Режиссер пытается держать в голове картину спектакля в целом, но репетирует отрывками, и, даже когда наступает прогон, он неизбежно воспринимает их как части единого целого.
Но когда присутствует публика, заставляющая его реагировать вместе с ней, это видение пьесы в целом улетучивается и впервые он получает впечатление от спектакля в надлежащей временной последовательности одно за другим. Ничего удивительного, что все тогда выглядит по-другому.

Если актеру удается завладеть вниманием зрителя, ослабив тем самым его оборону, а затем убедить его согласиться с совершенно неожиданным решением - тогда зритель становится более активным. Это активность, которая не нуждается в проявлениях...

...так я понимаю театр, который необходим: театр, в котором актер и зритель отличаются друг от друга только функционально, а не по существу...

...художник существует не для того, чтобы предъявлять обвинения, читать мораль, произносить речи, и меньше всего для того, чтобы поучать. Ведь он один из «них». Он действительно бросает вызов аудитории тогда, когда она готова бросить вызов самой себе. Он искрение радуется вместе со зрителями, становясь их рупором, когда у них есть основания для радости.
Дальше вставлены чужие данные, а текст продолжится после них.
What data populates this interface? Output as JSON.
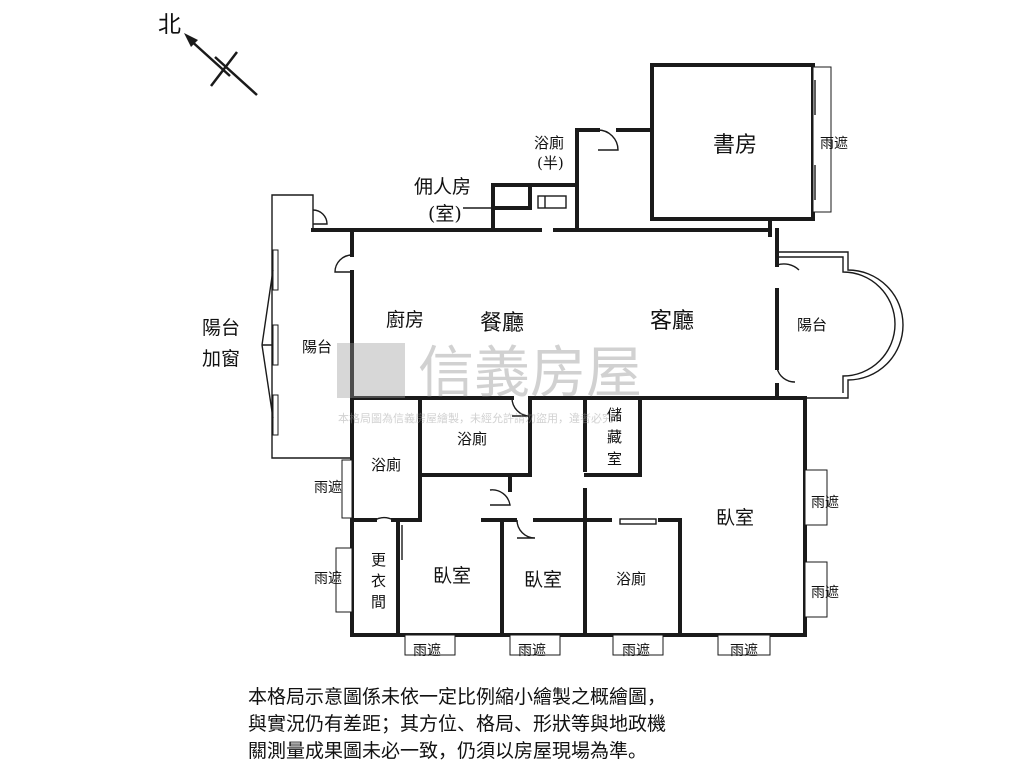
{
  "compass": {
    "north_label": "北"
  },
  "rooms": {
    "study": "書房",
    "half_bath_line1": "浴廁",
    "half_bath_line2": "(半)",
    "servant_line1": "佣人房",
    "servant_line2": "(室)",
    "kitchen": "廚房",
    "dining": "餐廳",
    "living": "客廳",
    "balcony_left": "陽台",
    "balcony_right": "陽台",
    "balcony_window_line1": "陽台",
    "balcony_window_line2": "加窗",
    "bath_upper": "浴廁",
    "bath_left": "浴廁",
    "bath_right": "浴廁",
    "storage_1": "儲",
    "storage_2": "藏",
    "storage_3": "室",
    "closet_1": "更",
    "closet_2": "衣",
    "closet_3": "間",
    "bedroom_left": "臥室",
    "bedroom_middle": "臥室",
    "bedroom_master": "臥室"
  },
  "awnings": {
    "study_right": "雨遮",
    "left_upper": "雨遮",
    "left_lower": "雨遮",
    "right_upper": "雨遮",
    "right_lower": "雨遮",
    "bottom_1": "雨遮",
    "bottom_2": "雨遮",
    "bottom_3": "雨遮",
    "bottom_4": "雨遮"
  },
  "watermark": {
    "brand": "信義房屋",
    "notice": "本格局圖為信義房屋繪製，未經允許請勿盜用，違者必究"
  },
  "disclaimer": {
    "line1": "本格局示意圖係未依一定比例縮小繪製之概繪圖，",
    "line2": "與實況仍有差距；其方位、格局、形狀等與地政機",
    "line3": "關測量成果圖未必一致，仍須以房屋現場為準。"
  },
  "colors": {
    "wall": "#1a1a1a",
    "watermark": "#9a9a9a",
    "background": "#ffffff"
  }
}
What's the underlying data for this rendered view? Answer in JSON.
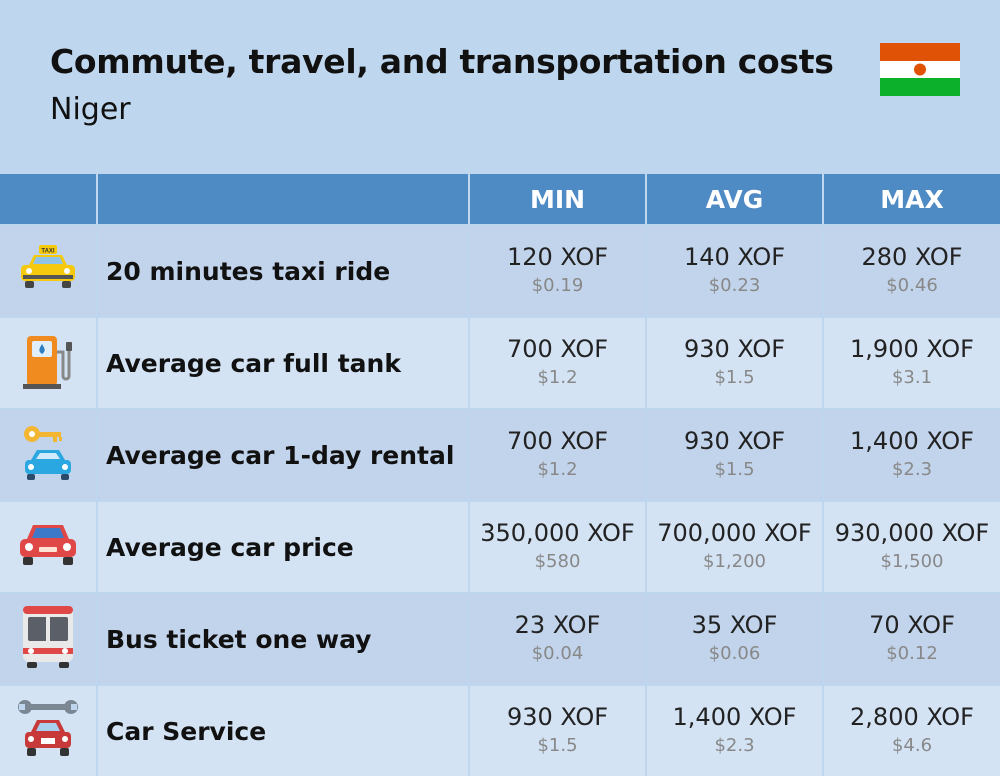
{
  "header": {
    "title": "Commute, travel, and transportation costs",
    "subtitle": "Niger",
    "flag": {
      "top": "#e05206",
      "middle": "#ffffff",
      "bottom": "#0db02b",
      "circle": "#e05206"
    }
  },
  "colors": {
    "header_bg": "#4e8ac4",
    "row_odd": "#c2d4eb",
    "row_even": "#d3e3f4",
    "divider": "#ffffff"
  },
  "columns": [
    "MIN",
    "AVG",
    "MAX"
  ],
  "rows": [
    {
      "icon": "taxi-icon",
      "label": "20 minutes taxi ride",
      "min": {
        "main": "120 XOF",
        "sub": "$0.19"
      },
      "avg": {
        "main": "140 XOF",
        "sub": "$0.23"
      },
      "max": {
        "main": "280 XOF",
        "sub": "$0.46"
      }
    },
    {
      "icon": "fuel-pump-icon",
      "label": "Average car full tank",
      "min": {
        "main": "700 XOF",
        "sub": "$1.2"
      },
      "avg": {
        "main": "930 XOF",
        "sub": "$1.5"
      },
      "max": {
        "main": "1,900 XOF",
        "sub": "$3.1"
      }
    },
    {
      "icon": "car-key-icon",
      "label": "Average car 1-day rental",
      "min": {
        "main": "700 XOF",
        "sub": "$1.2"
      },
      "avg": {
        "main": "930 XOF",
        "sub": "$1.5"
      },
      "max": {
        "main": "1,400 XOF",
        "sub": "$2.3"
      }
    },
    {
      "icon": "red-car-icon",
      "label": "Average car price",
      "min": {
        "main": "350,000 XOF",
        "sub": "$580"
      },
      "avg": {
        "main": "700,000 XOF",
        "sub": "$1,200"
      },
      "max": {
        "main": "930,000 XOF",
        "sub": "$1,500"
      }
    },
    {
      "icon": "bus-icon",
      "label": "Bus ticket one way",
      "min": {
        "main": "23 XOF",
        "sub": "$0.04"
      },
      "avg": {
        "main": "35 XOF",
        "sub": "$0.06"
      },
      "max": {
        "main": "70 XOF",
        "sub": "$0.12"
      }
    },
    {
      "icon": "wrench-car-icon",
      "label": "Car Service",
      "min": {
        "main": "930 XOF",
        "sub": "$1.5"
      },
      "avg": {
        "main": "1,400 XOF",
        "sub": "$2.3"
      },
      "max": {
        "main": "2,800 XOF",
        "sub": "$4.6"
      }
    }
  ]
}
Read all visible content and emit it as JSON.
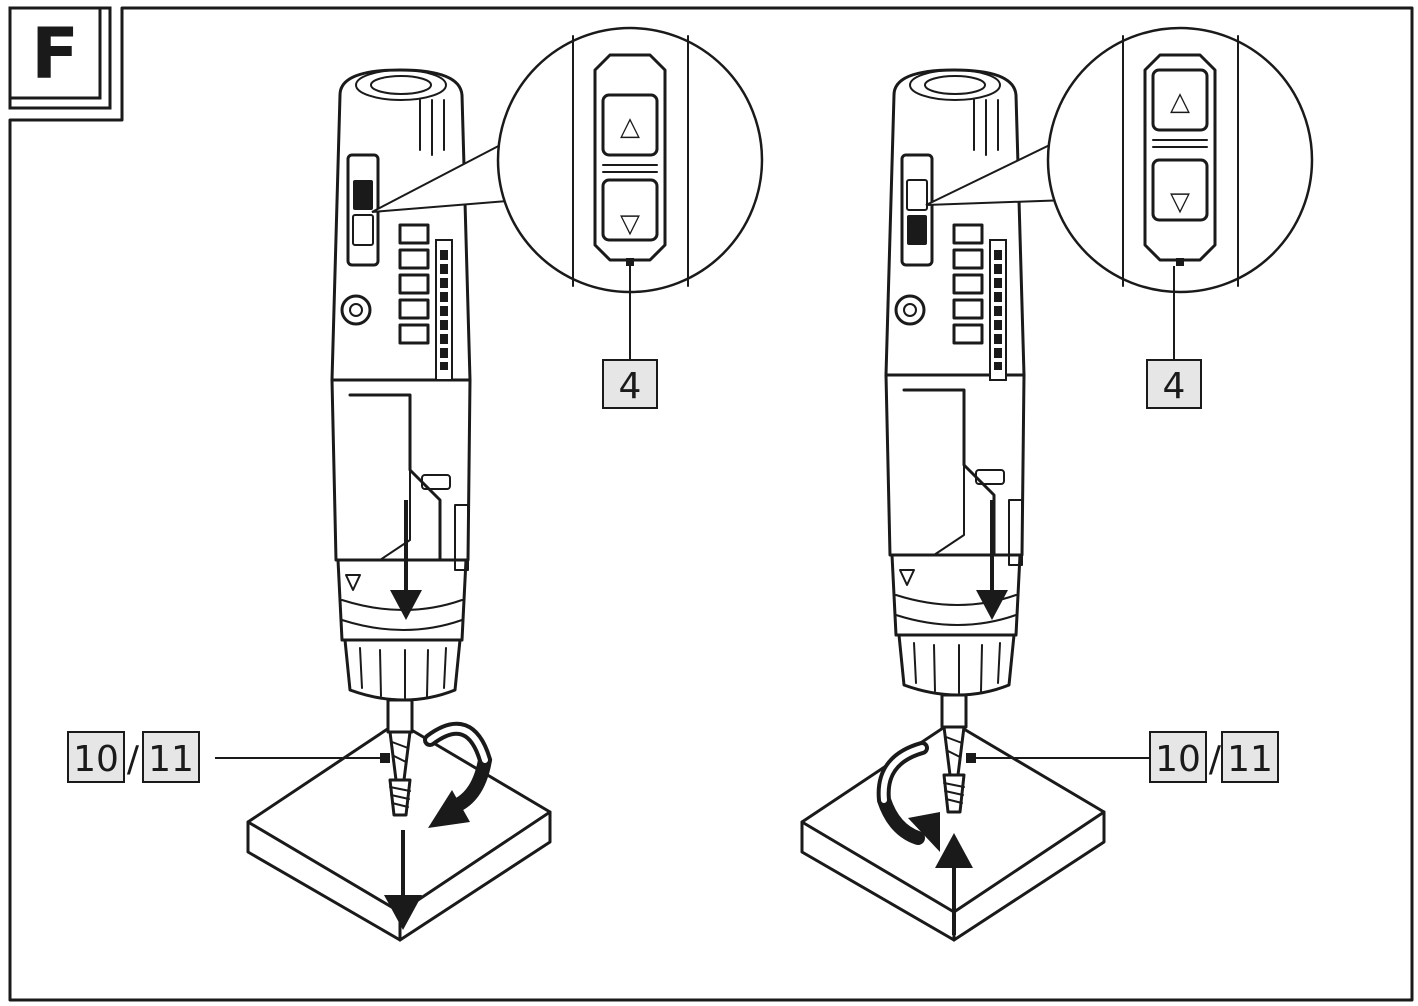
{
  "figure": {
    "letter": "F"
  },
  "left_panel": {
    "switch_label": "4",
    "bit_label_a": "10",
    "bit_label_sep": "/",
    "bit_label_b": "11",
    "switch_up_symbol": "△",
    "switch_down_symbol": "▽",
    "action": "screw-in",
    "icons": [
      "screwdriver-icon",
      "rotate-clockwise-icon",
      "down-arrow-icon",
      "wood-block-icon",
      "magnifier-callout-icon"
    ]
  },
  "right_panel": {
    "switch_label": "4",
    "bit_label_a": "10",
    "bit_label_sep": "/",
    "bit_label_b": "11",
    "switch_up_symbol": "△",
    "switch_down_symbol": "▽",
    "action": "screw-out",
    "icons": [
      "screwdriver-icon",
      "rotate-counterclockwise-icon",
      "up-arrow-icon",
      "wood-block-icon",
      "magnifier-callout-icon"
    ]
  },
  "colors": {
    "ink": "#1a1a1a",
    "label_fill": "#e6e6e6",
    "background": "#ffffff"
  }
}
В мире, где все так изменчиво и подвижно, поиск сам по себе автоматически становится поиском формы. Разрушение старых форм, экспериментирование с новыми, новые слова, новые отношения, новые пространства, новые здания - все это имеет отношение к одному и тому же процессу, и любая отдельная постановка - это не что иное, как одиночный выстрел в невидимую цель. Глупо сегодня ожидать, что некий спектакль сам по себе, стиль или направление в работе приведут пас к тому, чего мы ищем. Театр не может развиваться только по прямой в мире, который движется не только вперед, но также в сторону и назад.
Вот почему уже долгое время не существует единого стиля для театров мира, как это было в XIX веке.

В театре существует одно серьезное испытание. Когда представление окончено, что остается? Об удовольствии забывают, больше того - даже сильные ощущения исчезают. А все рассуждения теряют нить. Но когда ощущения и доводы используются для того, чтобы публика могла вглядеться в самое себя, тогда в сознании что-то воспламеняется. Событие опаляет память, оставляя в ней очертание, вкус, след, запах - картину. Остается центральный образ пьесы, ее силуэт, и, если все элементы правильно сочетаются, этот силуэт и будет ее значением, эта форма станет сутью того, что она должна выразить.

...театр - ППС: повторение, представление, соучастие.

Представление отрицает время. Оно стирает разницу между вчера и сегодня. Оно берет вчерашнее событие и заставляет его звучать сегодня во всех проявлениях, включая сиюминутность. Иными словами, представление - это то, чем оно и должно быть - прошлым, возникающим в настоящем. Именно в этот момент на сцене происходит то возрождение жизни, которое невозможно в процессе повторений, но зато присуще как репетиции, так и самому спектаклю.

Участвовать - слово простое, но в нем ключ. Актер готовится, он включается в процесс, который в любой момент может оказаться безжизненным. Он готовится к тому, чтобы что-то уловить, а затем воплотить на сцене. На репетиции живой элемент соучастия исходит от режиссера, который и находится там затем, чтобы помогать своим зрительским участием.

...у театра есть одна особенность, отличающая его от книги. Всегда есть возможность начать заново... <...> В театре все можно счесть непроисходящим.
В повседневной жизни «если бы» - фикция, в театре - это эксперимент. В повседневной жизни «если бы» - уклончивость, в театре «если бы» - правда.